The weather being very foggy we coasted
this north land; at length when it brake up we perceived that
We
were shot into a very fair entrance or passage, being in some places
twenty leagues broad and in some thirty, altogether void of any
pester of ice, the weather very tolerable, and the water of the very
colour, nature, and quality of the main ocean, which gave us the
greater hope of our passage. Having sailed north-west sixty leagues
in this entrance, we discovered certain islands standing in the
midst thereof, having open passages on both sides. Whereupon our
ships divided themselves, the one sailing on the north side, the
other on the south side of the said isles, where we stayed five
days, having the wind at south-east, very foggy, and foul weather.

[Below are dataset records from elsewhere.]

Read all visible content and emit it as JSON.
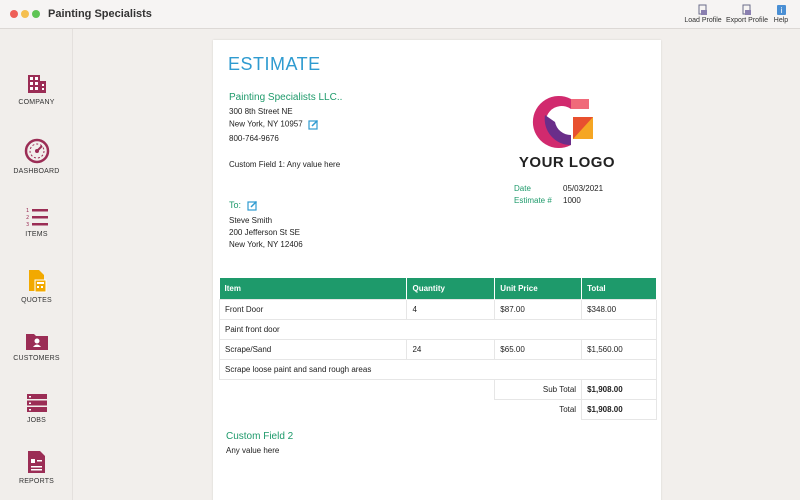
{
  "window": {
    "title": "Painting Specialists"
  },
  "toolbar": {
    "load_profile": "Load Profile",
    "export_profile": "Export Profile",
    "help": "Help"
  },
  "sidebar": {
    "items": [
      {
        "label": "COMPANY",
        "icon": "building-icon"
      },
      {
        "label": "DASHBOARD",
        "icon": "gauge-icon"
      },
      {
        "label": "ITEMS",
        "icon": "numbered-list-icon"
      },
      {
        "label": "QUOTES",
        "icon": "document-calculator-icon"
      },
      {
        "label": "CUSTOMERS",
        "icon": "folder-person-icon"
      },
      {
        "label": "JOBS",
        "icon": "stacked-bars-icon"
      },
      {
        "label": "REPORTS",
        "icon": "report-icon"
      }
    ]
  },
  "estimate": {
    "title": "ESTIMATE",
    "company": {
      "name": "Painting Specialists LLC..",
      "address1": "300 8th Street NE",
      "address2": "New York, NY 10957",
      "phone": "800-764-9676",
      "custom_field_1": "Custom Field 1: Any value here"
    },
    "logo_text": "YOUR LOGO",
    "to": {
      "label": "To:",
      "name": "Steve Smith",
      "address1": "200 Jefferson St SE",
      "address2": "New York, NY 12406"
    },
    "meta": {
      "date_label": "Date",
      "date_value": "05/03/2021",
      "number_label": "Estimate #",
      "number_value": "1000"
    },
    "table": {
      "headers": [
        "Item",
        "Quantity",
        "Unit Price",
        "Total"
      ],
      "rows": [
        {
          "item": "Front Door",
          "quantity": "4",
          "unit_price": "$87.00",
          "total": "$348.00",
          "description": "Paint front door"
        },
        {
          "item": "Scrape/Sand",
          "quantity": "24",
          "unit_price": "$65.00",
          "total": "$1,560.00",
          "description": "Scrape loose paint and sand rough areas"
        }
      ],
      "subtotal_label": "Sub Total",
      "subtotal_value": "$1,908.00",
      "total_label": "Total",
      "total_value": "$1,908.00"
    },
    "custom_field_2": {
      "label": "Custom Field 2",
      "value": "Any value here"
    }
  },
  "colors": {
    "accent_green": "#1e9a6b",
    "title_blue": "#2f9bd0",
    "sidebar_icon": "#9b2d55"
  }
}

The 14th we went on shore and found signs of people, for we found
stones laid up together like a wall, and saw the skull of a man or a
woman.
The 15th we heard dogs howl on the shore, which we thought had been
wolves, and therefore we went on shore to kill them. When we came
on land the dogs came presently to our boat very gently, yet we
thought they came to prey upon us, and therefore we shot at them and
killed two, and about the neck of one of them we found a leathern
collar, whereupon we thought them to be tame dogs.